The potential confounding effect of psychiatric symptoms and EPS on CPT performance was controlled for in this study in three ways. First, unlike the first study by Epstein et al. (1996), in which there was no significant difference in clinical symptoms between two time points, there were significant reductions in psychiatric symptoms at endpoint in our study. The difference in changes in clinical symptoms in these two studies might be accounted for by the fact that the present study recruited patients with prominent psychopathology (as indicated by their PANSS scores) and were relatively early in their phase of disease (mean duration of illness = 7.8 ± 6.8 years), while Epstein et al. (1996) reported on patients with chronic illness (mean duration of illness = 20 ± 9 years). Thus, the lack of effect of both risperidone and haloperidol on CPT performance in this study could not be attributed to absence of improvement in clinical symptoms. Second, risperidone causes less severe EPS than haloperidol, as revealed by the absence of change of ESRS-P scores at the end of the study in the risperidone group. The lack of effect of risperidone on CPT performance is therefore not likely to be due to interference from EPS. Third, the regression analyses of CPT indexes on treatment group and scores of PANSS subscales and ESRS-P did not reveal any significant effect of coexisting symptoms.

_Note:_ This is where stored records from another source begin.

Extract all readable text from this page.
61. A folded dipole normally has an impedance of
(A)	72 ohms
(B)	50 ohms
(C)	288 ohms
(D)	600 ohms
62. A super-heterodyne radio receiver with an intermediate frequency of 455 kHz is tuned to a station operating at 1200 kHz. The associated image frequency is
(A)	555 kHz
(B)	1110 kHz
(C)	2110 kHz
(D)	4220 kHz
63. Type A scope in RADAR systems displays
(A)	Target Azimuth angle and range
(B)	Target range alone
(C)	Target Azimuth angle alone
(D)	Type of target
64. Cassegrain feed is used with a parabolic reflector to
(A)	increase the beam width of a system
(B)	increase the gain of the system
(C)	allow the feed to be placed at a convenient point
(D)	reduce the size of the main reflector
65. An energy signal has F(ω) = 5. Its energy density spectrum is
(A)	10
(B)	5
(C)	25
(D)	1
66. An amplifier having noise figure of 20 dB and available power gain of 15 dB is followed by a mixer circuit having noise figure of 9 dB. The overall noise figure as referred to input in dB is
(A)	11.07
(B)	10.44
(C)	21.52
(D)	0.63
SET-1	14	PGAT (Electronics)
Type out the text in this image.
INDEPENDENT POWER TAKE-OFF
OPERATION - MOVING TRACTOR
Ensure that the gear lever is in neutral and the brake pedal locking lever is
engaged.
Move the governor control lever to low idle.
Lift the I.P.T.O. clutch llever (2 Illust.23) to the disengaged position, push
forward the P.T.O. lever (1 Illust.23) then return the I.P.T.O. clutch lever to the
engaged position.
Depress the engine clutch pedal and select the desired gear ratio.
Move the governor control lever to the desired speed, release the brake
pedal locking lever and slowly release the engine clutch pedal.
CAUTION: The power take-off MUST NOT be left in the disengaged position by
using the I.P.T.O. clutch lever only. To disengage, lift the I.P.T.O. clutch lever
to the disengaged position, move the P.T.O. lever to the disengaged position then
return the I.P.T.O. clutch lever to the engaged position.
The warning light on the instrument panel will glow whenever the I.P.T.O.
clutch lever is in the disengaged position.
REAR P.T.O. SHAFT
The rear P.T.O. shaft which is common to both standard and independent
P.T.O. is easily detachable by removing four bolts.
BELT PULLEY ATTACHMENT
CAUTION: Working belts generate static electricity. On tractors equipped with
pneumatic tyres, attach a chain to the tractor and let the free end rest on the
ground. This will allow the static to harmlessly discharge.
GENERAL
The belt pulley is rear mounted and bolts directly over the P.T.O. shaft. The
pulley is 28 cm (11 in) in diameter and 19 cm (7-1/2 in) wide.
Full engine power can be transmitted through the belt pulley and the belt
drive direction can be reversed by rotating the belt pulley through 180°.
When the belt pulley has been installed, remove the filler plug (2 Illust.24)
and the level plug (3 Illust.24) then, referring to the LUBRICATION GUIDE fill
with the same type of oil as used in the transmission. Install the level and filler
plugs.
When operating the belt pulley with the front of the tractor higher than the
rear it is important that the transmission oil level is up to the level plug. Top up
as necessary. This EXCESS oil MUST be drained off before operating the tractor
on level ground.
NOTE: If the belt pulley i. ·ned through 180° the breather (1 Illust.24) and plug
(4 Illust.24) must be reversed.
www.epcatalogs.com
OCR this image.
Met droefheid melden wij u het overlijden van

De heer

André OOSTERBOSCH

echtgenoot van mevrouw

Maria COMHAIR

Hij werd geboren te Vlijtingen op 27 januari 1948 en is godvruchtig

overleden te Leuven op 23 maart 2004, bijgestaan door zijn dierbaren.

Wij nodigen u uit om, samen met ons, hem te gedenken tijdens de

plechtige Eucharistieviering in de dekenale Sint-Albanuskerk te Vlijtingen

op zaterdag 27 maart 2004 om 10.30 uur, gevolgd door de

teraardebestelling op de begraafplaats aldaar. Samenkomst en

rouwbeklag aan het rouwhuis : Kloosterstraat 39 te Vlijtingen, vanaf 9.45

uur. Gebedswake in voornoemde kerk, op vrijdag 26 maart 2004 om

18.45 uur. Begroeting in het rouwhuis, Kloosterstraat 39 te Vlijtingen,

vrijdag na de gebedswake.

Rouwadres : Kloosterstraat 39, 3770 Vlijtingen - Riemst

It is intriguing to compare the findings in this study to those in recent basic studies on the influences of various neurotransmitter systems on CPT performance. In rats, although motor-slowing itself has been shown to have no effect on choice accuracy, anticholinergic agents and α-2 adrenergic agonist have been reported to decrease hit rate in attention tasks (Bushnell et al. 1997). Lesions that depleted cortical cholinergic input in rats also lead to impairment in discrimination in sustained attention performance (McGaughy and Sarter 1998). However, when co-administered with chronic haloperidol, anticholinergic agents have been reported to reverse the haloperidol-induced elevations in errors of omission in experimental animals and improve motor function manifested as shortened reaction time (Brockel and Fowler 1995), at the expense of cognitive impairment, mainly memory impairment (Bymaster et al. 1993). However, in human subjects, although level of serum anticholinergicity can distinguish between patients who received clozapine and those who received risperidone, it does not affect general cognitive functions (Tracy et al. 1998). An important implication of these studies is that the adjuvant medications frequently used in combination with neuroleptics might affect CPT performance itself. In this study we have made efforts to withdraw all adjuvant medications one day prior to the CPT evaluation at endpoint to prevent short-term confounding effects. However, one must bear in mind that such a maneuver might not be sufficient to reverse the long-term modulation of the neurotransmitter systems by these centrally acting agents. Nevertheless, since the separate analysis on a subgroup of patients who received risperidone without any adjuvant medication throughout the study still showed that the CPT indexes remained virtually unchanged, at least the finding that sustained attention deficits in schizophrenic patients are not amendable by risperidone is unlikel to be confounded by adjuvant medications.

Thus, our results suggest that CPT performance deficits are independent of changes in clinical symptoms and might be stable vulnerability indicators of schizophrenia. Alternatively, these findings might imply that biochemical mechanisms other than combined dopamine-serotonin antagonism are contributing to the sustained attention deficits in schizophrenia. However, it should be borne in mind that, although the sample size of this study was comparable to those of most previous studies, it nonetheless was small. In addition, the washout period might not have been long enough to eliminate the effects of previous antipsychotic medications, which may have obscured the true differences between the effects of the two neuroleptics. In this regard, the results should be interpreted cautiously. Further studies concentrating on the different CPT versions with detailed analysis of their components might shed some light on the nature of attentional mechanisms and their relationships with antipsychotic medications.